Some animal parts used as medicinals can be considered rather strange such as cows' gallstones. Some can include the parts of endangered species, including tiger penis and rhinoceros horn. The black market in rhinoceros horn reduced the world's rhino population by more than 90 percent over the past 40 years. Concerns have also arisen over the use of turtle plastron and seahorses. In general, Chinese traditional medicine emphasizes the penis of animals as therapeutic. Snake oil has been used traditionally for joint pain as a liniment; however, there is no clinical evidence that it is effective. Since TCM recognizes bear bile as a medicinal, more than 12,000 asiatic black bears are held in "bear farms", where they suffer cruel conditions while being held in tiny cages. The bile is extracted through a permanent hole in the abdomen leading to the gall bladder, which can cause severe pain; the bears are known to regularly try to kill themselves.
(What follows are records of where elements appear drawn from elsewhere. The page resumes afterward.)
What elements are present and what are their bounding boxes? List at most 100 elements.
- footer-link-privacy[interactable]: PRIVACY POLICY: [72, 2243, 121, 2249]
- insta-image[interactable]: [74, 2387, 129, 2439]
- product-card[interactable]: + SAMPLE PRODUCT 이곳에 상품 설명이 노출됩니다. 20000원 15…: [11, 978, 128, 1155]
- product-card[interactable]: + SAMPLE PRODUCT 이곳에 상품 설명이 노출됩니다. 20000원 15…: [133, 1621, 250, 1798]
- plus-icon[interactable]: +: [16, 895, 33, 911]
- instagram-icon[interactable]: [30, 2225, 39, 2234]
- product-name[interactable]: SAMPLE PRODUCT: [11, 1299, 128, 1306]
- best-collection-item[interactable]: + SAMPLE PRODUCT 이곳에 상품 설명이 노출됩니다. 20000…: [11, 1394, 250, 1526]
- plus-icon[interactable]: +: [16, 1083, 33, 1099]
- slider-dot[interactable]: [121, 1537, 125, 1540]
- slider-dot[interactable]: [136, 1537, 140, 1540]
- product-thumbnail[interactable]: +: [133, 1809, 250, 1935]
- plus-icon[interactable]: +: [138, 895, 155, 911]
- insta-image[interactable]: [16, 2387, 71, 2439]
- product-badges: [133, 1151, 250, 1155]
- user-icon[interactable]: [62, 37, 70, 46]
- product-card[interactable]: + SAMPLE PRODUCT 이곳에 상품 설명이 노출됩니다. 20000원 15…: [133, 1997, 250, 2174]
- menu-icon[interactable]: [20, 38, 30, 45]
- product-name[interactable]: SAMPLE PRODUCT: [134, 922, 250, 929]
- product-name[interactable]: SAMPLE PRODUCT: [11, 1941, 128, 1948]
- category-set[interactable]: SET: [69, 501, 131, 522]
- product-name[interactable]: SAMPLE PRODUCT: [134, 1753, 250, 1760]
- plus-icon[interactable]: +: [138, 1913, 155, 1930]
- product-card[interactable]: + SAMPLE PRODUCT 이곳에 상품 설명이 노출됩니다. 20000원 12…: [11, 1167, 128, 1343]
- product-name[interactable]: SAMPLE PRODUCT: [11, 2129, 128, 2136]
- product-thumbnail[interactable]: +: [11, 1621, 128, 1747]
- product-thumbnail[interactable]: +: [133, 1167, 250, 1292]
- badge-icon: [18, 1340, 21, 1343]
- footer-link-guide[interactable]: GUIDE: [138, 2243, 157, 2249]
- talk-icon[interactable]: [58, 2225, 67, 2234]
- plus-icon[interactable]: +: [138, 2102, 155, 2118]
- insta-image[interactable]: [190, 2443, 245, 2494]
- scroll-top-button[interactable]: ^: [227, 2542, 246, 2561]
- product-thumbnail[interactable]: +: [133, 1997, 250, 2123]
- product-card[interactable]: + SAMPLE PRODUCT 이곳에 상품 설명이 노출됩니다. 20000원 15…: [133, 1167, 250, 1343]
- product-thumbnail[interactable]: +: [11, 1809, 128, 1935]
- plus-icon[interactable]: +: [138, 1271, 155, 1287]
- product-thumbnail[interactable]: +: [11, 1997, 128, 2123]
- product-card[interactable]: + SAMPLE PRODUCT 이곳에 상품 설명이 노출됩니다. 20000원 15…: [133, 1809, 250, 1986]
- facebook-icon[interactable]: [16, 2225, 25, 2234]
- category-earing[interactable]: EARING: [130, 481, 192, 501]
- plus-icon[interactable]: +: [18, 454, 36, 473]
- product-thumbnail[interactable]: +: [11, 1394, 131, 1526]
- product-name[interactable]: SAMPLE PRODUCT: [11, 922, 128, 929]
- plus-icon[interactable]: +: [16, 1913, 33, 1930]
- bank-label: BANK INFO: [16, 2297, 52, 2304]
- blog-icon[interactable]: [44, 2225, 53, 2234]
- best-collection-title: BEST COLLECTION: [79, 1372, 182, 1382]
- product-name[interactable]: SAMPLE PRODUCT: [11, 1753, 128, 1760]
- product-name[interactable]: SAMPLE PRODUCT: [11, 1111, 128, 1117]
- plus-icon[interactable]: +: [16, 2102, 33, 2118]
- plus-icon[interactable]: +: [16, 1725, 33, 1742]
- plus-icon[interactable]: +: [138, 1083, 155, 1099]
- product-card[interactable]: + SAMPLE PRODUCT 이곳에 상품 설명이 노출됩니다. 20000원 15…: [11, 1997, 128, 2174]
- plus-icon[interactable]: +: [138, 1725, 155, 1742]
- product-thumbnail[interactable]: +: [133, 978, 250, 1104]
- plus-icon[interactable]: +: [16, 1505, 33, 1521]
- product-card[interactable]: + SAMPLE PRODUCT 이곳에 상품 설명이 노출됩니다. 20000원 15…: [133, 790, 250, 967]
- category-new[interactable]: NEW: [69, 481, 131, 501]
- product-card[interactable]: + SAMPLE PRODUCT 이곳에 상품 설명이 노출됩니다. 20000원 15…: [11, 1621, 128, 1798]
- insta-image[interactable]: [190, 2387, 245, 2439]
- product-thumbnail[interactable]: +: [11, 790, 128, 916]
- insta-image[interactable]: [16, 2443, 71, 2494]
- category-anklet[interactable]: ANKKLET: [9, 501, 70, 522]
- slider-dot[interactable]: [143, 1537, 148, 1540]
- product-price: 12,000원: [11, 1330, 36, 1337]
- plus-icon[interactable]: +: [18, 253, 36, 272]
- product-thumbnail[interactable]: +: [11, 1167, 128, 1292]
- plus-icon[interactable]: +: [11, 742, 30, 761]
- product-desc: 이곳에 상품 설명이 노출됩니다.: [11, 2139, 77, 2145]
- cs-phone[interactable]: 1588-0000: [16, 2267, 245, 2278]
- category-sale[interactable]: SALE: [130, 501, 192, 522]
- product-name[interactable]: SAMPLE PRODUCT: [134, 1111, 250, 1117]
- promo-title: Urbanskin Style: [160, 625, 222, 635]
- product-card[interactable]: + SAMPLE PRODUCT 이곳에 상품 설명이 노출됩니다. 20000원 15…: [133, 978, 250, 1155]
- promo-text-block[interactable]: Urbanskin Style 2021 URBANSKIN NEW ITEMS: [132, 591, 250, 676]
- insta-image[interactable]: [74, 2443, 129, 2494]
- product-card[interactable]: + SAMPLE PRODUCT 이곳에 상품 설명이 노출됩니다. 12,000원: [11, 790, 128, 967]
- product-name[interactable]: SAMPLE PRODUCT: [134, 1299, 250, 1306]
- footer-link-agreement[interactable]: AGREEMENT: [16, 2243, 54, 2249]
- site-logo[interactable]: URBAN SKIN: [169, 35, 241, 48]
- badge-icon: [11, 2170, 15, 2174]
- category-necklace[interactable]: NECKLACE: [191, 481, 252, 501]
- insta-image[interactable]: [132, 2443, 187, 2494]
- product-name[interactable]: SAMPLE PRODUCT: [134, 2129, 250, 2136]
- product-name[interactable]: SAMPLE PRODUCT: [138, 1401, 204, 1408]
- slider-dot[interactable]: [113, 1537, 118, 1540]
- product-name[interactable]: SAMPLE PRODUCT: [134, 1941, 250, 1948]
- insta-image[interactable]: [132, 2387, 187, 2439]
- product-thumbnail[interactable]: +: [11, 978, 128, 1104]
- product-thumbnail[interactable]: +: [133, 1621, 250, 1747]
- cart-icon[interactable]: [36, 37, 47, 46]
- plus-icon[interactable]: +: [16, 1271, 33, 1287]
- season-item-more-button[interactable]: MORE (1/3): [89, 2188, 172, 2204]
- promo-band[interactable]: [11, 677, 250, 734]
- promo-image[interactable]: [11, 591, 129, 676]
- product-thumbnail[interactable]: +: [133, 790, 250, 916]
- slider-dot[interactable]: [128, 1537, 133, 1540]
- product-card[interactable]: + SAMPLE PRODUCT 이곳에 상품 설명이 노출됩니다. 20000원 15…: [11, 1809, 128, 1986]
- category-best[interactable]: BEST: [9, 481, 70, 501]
One of the most successful company Guizhentang Pharmaceutical company met many challenges trying to enter the stock market.

Australian scientists have developed methods to identify medicines containing DNA traces of endangered species.

Human body parts

Traditional Chinese Medicine also includes some human parts: the classic Materia medica (Bencao Gangmu) describes the use of 35 human body parts and excreta in medicines, including bones, fingernail, hairs, dandruff, earwax, impurities on the teeth, feces, urine, sweat, organs, but most are no longer in use.